This week brought confusion for General Motors and its German subsidiary Opel.
US-based General Motors told the Environmental Protection Agency (EPA) that it had misstated the fuel economy on some 130,000 Chevy Traverses, GMC Acadias, and Buick Enclaves from 2016, overestimating the cars' mileage by 1-2 miles per gallon. GM has said it will compensate customers for the miles per gallon they thought they were getting, possibly with gift cards. The automaker also halted the sales of another 60,000 affected vehicles.
GM said that the misstated mileage came from incorrect calculations made by the company when it was updating numbers for their 2016 models. The company said that new “emissions-related” hardware had changed the cars' miles per gallon, and GM failed to take that change into account. GM noted that its engineers discovered the error as they were working on the 2017 models.
The automaker assured customers that the discrepancy was isolated to 2016 models.
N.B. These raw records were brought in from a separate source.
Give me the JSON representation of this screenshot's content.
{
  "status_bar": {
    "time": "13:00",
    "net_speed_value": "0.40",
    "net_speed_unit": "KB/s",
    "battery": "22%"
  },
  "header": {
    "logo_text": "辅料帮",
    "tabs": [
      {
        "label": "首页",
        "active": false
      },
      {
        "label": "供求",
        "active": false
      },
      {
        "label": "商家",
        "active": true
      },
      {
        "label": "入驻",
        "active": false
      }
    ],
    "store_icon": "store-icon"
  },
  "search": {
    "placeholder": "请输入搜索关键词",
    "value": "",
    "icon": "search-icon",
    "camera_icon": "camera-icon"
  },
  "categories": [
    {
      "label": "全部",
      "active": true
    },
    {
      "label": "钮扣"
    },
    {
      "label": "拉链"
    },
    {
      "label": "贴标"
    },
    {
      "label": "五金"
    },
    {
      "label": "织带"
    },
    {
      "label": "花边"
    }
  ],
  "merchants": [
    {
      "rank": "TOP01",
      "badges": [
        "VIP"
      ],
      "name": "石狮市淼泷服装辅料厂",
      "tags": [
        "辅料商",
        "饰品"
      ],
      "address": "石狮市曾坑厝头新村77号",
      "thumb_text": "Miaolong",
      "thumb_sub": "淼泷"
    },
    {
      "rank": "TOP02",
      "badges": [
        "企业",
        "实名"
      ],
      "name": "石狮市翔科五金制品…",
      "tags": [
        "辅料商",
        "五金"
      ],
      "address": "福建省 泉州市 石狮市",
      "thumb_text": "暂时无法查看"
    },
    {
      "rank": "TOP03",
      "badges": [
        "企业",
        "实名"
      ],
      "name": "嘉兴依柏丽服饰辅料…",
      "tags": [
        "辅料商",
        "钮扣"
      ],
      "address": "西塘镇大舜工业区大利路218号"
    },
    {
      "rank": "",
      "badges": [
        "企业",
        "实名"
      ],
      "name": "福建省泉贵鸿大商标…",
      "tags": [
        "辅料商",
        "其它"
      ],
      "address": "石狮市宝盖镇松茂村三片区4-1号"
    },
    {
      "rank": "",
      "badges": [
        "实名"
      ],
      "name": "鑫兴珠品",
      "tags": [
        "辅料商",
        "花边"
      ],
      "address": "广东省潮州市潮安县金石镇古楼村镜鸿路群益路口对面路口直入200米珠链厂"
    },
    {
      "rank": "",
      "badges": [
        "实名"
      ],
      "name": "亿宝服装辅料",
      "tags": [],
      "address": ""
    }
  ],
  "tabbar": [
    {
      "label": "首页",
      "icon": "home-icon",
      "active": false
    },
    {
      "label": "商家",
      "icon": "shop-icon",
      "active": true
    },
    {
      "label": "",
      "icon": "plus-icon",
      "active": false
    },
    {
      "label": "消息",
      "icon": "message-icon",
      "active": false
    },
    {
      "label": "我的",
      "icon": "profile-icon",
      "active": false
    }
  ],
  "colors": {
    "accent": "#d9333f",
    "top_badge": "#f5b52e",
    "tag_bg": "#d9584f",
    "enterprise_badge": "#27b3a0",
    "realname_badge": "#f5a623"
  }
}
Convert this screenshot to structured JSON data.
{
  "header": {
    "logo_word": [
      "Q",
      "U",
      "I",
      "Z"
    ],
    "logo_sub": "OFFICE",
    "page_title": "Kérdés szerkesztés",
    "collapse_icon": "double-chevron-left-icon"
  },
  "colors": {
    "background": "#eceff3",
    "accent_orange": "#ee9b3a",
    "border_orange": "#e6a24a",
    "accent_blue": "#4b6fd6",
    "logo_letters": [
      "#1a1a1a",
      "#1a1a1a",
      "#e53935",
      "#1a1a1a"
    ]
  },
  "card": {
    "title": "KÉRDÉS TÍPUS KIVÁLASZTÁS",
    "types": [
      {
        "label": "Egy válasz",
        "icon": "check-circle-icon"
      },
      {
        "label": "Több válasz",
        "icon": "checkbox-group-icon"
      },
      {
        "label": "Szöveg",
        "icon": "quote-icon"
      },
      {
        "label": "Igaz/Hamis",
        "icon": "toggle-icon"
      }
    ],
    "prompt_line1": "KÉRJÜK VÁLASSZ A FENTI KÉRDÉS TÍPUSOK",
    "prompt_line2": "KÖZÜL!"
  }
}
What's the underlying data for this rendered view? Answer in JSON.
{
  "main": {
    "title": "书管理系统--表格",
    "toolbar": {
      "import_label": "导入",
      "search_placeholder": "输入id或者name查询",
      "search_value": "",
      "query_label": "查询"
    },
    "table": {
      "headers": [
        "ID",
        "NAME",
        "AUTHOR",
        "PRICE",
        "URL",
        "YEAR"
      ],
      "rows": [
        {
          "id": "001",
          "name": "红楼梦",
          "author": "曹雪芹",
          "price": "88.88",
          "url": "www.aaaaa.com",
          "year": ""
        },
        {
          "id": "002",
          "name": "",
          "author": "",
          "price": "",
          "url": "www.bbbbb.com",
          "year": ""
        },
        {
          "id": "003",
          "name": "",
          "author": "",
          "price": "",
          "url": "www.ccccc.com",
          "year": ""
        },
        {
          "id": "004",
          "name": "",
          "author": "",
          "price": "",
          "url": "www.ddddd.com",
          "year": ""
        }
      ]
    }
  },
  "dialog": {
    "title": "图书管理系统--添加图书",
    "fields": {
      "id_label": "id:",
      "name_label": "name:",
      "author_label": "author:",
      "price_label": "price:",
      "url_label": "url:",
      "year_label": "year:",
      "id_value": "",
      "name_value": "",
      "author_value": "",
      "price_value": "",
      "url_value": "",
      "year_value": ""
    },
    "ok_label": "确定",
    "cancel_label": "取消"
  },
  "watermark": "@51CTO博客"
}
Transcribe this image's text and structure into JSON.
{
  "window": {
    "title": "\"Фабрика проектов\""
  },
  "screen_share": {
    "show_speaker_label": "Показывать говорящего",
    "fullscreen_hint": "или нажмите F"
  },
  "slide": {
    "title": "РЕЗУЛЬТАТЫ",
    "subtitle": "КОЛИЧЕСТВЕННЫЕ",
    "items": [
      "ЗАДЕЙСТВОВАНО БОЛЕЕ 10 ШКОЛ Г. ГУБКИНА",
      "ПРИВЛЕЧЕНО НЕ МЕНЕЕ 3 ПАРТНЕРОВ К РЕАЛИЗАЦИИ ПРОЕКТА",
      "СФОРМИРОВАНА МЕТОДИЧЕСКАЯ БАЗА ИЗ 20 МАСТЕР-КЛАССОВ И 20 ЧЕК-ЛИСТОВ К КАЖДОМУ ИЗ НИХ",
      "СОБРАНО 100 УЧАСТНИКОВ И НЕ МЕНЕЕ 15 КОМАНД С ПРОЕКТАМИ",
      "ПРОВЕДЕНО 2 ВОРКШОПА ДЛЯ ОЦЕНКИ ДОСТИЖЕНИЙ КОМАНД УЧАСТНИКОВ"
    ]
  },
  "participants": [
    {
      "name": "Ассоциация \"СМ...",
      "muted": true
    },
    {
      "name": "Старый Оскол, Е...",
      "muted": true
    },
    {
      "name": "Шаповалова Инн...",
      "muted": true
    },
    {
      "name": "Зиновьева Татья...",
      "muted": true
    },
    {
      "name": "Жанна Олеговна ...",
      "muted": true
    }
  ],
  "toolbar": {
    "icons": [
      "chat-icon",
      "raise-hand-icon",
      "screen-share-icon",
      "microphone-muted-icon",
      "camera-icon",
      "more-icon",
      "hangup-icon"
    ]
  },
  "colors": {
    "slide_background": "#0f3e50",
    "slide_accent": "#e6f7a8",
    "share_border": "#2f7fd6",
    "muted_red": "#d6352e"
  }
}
In Germany, GM's Opel has been denying allegations of illegal emissions-system-killing software in its diesel Zafira compact vans and its Insignia sedans, according to Bloomberg. The allegations come from three organizations—Spiegel magazine, a German television program called Monitor, and a German environmental lobbying group. The three groups carried out a joint investigation that found that the Opel cars in question turned off the emissions control system when the car hit certain conditions—like in high-altitude and when the driver pushed the car over 87 mph.
This trick is not terribly new—since at least 1973 the US EPA has been reprimanding automakers for building cars that circumvent the emissions control system during conditions when the engine would have to work extra hard, like in thin air or when the weather is very cold. In the early '70s, the EPA reprimanded GM, Ford, Chrysler, American Motors, Nissan, and Toyota for building cars with devices that would "defeat the effectiveness of emission control systems under conditions not experienced during EPA’s certification testing."